Saturday, January 18, 2014

Life panaroma!!

My biggest weakness is my tendency towards inaction, laziness, idleness and escapism.
This tendency has created false beliefs.
In order to justify these tendencies, I have had to create false beliefs about the myself and my relation to the world.

This tendency is very strong and there is always a fear lurking underneath because of this.
The fear is that this tendency will result in failure, humiliation and death.

As I see it, activity cannot be avoided. One must be apparently active to live in this apparent world.
The question then becomes what activity is to be done and what is to be avoided?
Drowning oneself in activity is no cure for this.

Thus natural activities, duties and responsibilities must be engaged. One must be very clear as to what one is supposed to do and what one is supposed to avoid. The activities and duties which cannot be avoided must be engaged in. The main thing is to realize what needs to be done and what needs to be avoided.

Unfinished activity is the source of great stress. Either throw it away or get it done. No point dangling in between.

Right now, first worldly priority is to complete unfinished projects and to avoid starting new ones. Do not begin new projects as it will only increase stress.

The most important part is to be transparent with the boss. Let him know what you are doing even if you think that it is of no direct benefit to you. This will avoid a lot of unnecessary misery. Being transparent frees up a lot of inner space. Although it might seem a little difficult at first. And it avoids misery. This means being honest even about your lack of progress. Truthfulness and transparency in worldly dealings brings great inner peace. Lack of transparency only promotes misery. Also be transparent with colleagues about your transparency with the boss. Be transparent with everyone. Hiding something brings heaviness. Transparency itself is freedom. Truthfulness and integrity should be the first priority in worldly matters.

Never regret telling the truth. Make it a habit. Truth, courage and clarity are companions. And so are deceit, malice and misery. Whom do you want to interact with. I have tried to be deceitful and I have been malicious and I have experienced misery. Be honest with yourself. Be honest with the world. This alone is important. More than success and failure. To deceive the world is to deceive the self. Be honest with everyone. Honesty is the best policy. Even if it means failure. It is better to be an honest failure rather than a deceitful success. You may be a failure all your life. You might even turn up being an idler and an escapist. But do not be a liar. This is most important. Be true to who you are. Be true with the world. Whatever the consequences.

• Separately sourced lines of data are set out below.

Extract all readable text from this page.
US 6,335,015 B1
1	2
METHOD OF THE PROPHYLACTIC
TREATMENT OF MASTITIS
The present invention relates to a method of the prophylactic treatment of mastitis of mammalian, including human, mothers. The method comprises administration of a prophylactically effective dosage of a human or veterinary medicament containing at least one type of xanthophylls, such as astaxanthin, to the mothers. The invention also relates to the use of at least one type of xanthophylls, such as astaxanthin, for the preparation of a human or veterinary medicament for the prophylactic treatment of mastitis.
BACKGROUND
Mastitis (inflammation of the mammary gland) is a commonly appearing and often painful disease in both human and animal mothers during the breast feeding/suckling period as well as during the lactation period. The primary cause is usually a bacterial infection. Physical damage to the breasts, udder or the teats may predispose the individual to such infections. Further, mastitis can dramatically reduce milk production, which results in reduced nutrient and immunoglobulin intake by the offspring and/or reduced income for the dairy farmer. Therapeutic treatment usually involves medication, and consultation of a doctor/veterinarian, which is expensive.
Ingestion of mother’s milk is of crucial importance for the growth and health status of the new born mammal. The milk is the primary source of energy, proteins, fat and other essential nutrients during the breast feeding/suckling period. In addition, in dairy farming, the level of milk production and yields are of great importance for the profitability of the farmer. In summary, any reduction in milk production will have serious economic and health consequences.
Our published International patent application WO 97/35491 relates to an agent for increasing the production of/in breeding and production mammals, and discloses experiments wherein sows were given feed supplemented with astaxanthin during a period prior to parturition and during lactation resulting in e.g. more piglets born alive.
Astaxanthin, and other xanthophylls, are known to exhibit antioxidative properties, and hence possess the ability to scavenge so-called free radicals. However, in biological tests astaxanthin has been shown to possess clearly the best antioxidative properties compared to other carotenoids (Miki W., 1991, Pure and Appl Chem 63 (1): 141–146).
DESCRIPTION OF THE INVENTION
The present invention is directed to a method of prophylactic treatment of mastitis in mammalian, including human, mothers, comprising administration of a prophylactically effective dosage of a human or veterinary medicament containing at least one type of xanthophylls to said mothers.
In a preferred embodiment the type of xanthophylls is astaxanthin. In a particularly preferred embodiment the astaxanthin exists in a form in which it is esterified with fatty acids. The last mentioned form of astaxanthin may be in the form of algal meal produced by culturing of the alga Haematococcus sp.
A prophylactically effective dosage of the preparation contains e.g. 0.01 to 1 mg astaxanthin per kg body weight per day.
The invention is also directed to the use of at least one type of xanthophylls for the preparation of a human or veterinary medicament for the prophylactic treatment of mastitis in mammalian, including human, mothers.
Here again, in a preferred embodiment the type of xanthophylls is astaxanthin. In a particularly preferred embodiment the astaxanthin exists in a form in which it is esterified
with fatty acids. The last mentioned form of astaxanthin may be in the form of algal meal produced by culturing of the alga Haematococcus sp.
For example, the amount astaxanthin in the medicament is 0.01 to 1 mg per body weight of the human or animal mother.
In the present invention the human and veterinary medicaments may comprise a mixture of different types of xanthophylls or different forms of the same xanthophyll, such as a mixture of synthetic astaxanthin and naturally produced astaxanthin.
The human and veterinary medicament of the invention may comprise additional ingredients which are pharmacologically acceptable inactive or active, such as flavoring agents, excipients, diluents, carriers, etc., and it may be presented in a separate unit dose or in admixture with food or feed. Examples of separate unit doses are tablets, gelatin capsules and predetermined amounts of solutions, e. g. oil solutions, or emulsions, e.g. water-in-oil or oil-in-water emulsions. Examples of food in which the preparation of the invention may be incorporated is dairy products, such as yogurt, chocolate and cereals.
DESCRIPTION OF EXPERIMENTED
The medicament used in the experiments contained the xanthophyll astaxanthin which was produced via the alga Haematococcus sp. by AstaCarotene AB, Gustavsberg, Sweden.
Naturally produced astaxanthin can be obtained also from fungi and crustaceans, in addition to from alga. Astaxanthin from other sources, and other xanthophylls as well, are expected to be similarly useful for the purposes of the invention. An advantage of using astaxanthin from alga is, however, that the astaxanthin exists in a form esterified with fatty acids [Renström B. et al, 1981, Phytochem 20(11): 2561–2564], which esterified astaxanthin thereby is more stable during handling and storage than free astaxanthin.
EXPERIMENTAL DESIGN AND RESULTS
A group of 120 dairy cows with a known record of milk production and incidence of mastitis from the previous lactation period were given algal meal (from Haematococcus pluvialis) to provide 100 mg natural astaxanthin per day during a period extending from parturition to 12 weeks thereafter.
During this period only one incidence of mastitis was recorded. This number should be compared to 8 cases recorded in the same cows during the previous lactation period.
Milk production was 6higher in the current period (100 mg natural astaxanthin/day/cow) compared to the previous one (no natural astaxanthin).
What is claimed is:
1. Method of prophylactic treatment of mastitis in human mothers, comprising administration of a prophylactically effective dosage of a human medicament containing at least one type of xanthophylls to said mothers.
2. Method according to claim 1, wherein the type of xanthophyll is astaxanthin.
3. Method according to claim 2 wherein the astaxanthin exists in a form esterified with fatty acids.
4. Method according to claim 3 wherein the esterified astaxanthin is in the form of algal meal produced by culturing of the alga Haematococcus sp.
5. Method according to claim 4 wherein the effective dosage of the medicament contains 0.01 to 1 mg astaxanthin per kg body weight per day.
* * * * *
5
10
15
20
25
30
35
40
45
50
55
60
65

Let me be a little true here:

I have been a malicious person. I have had malice in me all my life. I have always hated it when other people have succeeded. I have hated other people for having a life of ease. I have been deeply envious of those around me for some or the other reason. I have sometimes even hated my parents and my family. Above all, I have hated this world and have hated my life and hated other people. I have tried to deceive the world by pretending to like it, pretending to be friends with other people and pretending that I have a good life. There is such strong malice within that everything that I have touched in my life has been touched by this malice. And I have desired to control everyone so that I can control their life and make their lives full of misery just like mine. I have never really understood how it is possible to genuinely love another person. I have only hated and desired to cause pain and misery to others. I have mentally been living like a virus. My existence has never been good for the world. So, this malice in me is because I have always felt misery. And I have never really related emotionally with another person. Afraid that this malice might be revealed. This has caused me to live a deceitful life always pretending and faking. Never really authentic. I have never been an authentic person in my life. And my biggest fear is that other people will go ahead and I will be left behind and no one would even care.

And spirituality then became a drug. I found my escape here. With all the talk about awareness and duality and the unreality of the world. The truth is this. I am terrified of this world. I am terrified of who I have become. And I have no idea what to do anymore. A deep dread fills my whole being. And I am afraid that no one will ever see me. See into who I really am. Above all, I feel that I am completely helpless to change myself.

So there, that is the truth about who I am. Who this person is and what he deals with. I have found that words are futile to effect change. Unless there is intense desire for change, it will not happen. To act is an act of faith. To act and be true to who you are is an act of great faith and courage. The most courageous thing possible is to be completely true to who you are and to live your life as an expression of that truth. Only and only this matters. All else including spirituality, religion, awareness and God is secondary. Realize who you are and act it out without any apologies whatsoever. To the point of death!!!!!